A patient leaving, say, the mid-west US for Mumbai, India, for an invasive medical procedure (heart, lung, liver and so on) is already immune-compromised. The long 18 to 24-hour flight and transit time exposes that patient to any number of free-floating bacteria not found in the patient's local environment.
Once in a five-star "medical tourist" hospital, the patient can be assured that the operating room personnel follow strict measures of infection control. The quality of those measures deteriorates as the patient is moved to post-operative care by nurses, nursing assistants and orderlies, and is further jeopardised by janitors, administrative staff and cleaning personnel.

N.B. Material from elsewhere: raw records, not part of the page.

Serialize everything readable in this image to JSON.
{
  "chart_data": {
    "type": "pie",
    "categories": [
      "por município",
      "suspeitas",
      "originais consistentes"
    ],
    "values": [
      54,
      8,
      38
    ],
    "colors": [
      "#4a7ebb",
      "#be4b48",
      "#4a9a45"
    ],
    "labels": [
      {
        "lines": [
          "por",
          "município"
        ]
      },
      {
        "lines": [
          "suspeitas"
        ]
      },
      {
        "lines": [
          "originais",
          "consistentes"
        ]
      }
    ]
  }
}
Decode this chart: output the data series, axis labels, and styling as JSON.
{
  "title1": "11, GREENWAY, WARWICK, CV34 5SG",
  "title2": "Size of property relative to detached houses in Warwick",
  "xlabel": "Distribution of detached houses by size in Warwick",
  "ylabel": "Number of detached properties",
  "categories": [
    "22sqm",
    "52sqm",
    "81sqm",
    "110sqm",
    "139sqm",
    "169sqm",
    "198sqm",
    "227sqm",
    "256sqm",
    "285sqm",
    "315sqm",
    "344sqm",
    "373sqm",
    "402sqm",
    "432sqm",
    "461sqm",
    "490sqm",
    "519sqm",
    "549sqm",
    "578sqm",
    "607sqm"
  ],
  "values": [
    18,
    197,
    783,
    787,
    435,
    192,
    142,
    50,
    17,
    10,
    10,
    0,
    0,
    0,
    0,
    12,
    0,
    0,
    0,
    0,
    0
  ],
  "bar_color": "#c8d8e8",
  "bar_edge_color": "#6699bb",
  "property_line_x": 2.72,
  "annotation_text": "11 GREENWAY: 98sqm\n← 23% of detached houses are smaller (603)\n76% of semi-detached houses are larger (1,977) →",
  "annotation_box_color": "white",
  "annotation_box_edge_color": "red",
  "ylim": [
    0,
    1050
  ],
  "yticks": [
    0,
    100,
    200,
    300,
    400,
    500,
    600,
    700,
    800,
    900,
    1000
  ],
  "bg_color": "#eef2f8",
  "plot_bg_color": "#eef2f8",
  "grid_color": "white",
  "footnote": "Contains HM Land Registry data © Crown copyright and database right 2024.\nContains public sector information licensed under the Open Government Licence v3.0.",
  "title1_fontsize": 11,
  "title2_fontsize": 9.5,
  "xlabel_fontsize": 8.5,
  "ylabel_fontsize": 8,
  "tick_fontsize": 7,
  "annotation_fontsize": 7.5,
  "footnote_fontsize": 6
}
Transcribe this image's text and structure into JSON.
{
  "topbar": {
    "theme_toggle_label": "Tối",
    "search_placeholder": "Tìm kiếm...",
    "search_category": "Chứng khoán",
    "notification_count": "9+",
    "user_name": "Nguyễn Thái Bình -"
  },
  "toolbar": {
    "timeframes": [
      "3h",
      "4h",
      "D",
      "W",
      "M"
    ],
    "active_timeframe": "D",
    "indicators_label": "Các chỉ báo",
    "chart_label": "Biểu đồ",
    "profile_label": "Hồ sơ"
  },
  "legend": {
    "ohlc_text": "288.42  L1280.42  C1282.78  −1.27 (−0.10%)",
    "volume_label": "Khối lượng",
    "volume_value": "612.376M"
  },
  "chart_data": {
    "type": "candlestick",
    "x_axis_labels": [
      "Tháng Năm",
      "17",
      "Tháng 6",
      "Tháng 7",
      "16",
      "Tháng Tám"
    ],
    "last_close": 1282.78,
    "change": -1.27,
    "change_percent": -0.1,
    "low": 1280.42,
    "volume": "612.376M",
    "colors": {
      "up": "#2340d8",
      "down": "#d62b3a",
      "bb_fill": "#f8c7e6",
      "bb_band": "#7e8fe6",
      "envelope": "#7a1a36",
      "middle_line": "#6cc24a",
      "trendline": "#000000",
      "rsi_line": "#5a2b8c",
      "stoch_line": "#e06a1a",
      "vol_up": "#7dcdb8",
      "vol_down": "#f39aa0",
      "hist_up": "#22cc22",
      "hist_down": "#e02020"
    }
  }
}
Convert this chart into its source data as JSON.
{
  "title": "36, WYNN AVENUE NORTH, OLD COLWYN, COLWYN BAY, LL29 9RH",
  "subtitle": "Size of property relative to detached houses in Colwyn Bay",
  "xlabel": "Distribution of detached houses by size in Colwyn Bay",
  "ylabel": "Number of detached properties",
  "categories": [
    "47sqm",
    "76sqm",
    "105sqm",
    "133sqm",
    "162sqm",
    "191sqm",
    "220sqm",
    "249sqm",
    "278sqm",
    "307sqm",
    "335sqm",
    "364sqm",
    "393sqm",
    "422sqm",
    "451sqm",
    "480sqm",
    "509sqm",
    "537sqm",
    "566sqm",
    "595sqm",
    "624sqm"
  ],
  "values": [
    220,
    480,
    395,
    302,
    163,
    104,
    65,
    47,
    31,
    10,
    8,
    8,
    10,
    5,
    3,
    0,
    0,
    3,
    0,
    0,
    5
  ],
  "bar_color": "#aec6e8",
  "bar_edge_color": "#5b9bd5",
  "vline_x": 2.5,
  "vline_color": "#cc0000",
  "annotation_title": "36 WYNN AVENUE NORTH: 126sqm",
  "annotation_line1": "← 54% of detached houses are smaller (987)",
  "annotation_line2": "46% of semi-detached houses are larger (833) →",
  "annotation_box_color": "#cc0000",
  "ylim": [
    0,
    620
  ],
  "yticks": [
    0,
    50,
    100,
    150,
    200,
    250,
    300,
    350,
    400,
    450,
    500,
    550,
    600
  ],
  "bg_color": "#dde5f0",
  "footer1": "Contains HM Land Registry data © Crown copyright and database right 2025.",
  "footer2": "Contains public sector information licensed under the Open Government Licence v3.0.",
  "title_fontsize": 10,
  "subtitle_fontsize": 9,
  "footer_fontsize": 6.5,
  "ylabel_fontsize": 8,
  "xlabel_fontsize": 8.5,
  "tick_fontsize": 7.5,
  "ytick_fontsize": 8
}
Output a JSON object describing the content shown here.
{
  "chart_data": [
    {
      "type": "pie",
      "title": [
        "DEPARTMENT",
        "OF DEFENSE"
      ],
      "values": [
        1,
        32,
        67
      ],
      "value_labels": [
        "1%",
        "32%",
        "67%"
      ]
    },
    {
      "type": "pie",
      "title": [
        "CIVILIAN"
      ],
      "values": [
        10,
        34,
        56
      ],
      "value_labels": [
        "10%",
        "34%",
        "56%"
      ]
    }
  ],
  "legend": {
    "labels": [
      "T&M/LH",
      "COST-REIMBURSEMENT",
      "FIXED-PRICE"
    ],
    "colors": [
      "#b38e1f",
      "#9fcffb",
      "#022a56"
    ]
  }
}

Part of the "medical tourist" package includes a recuperation period at a beach resort such as Goa. Once there, the recovering patient, now more immune-compromised than before he entered the hospital, is exposed to new opportunistic infections by waiters and other beach personnel. Louis Pasteur once observed that "we drink 90 per cent of our illnesses". The beach is a potent reservoir for that eventuality.
The immune-compromised patient then endures another 18 to 24-hour flight and transit time back to the US, and once en route is exposed to another set of waiting bacterial agents. Because these are indifferent to time and space, whichever latent bacterium missed its chance with the tourist in India can now mutate with those present in the new environment and infect the patient.
A new generation of therapies to fight infections such as NDM-1 will greatly alleviate the situation. But there are many other points along this long road to and from treatment where a bacterial infection can attack an already immune-compromised "medical tourist", presenting a challenge to the effectiveness of those therapies.
Jeremiah Norris is a Senior Fellow and Director of Hudson Institute's Center for Science in Public Policy. He specializes in public-private partnerships in development assistance, trade and development, and global AIDS, tuberculosis, and malaria policies.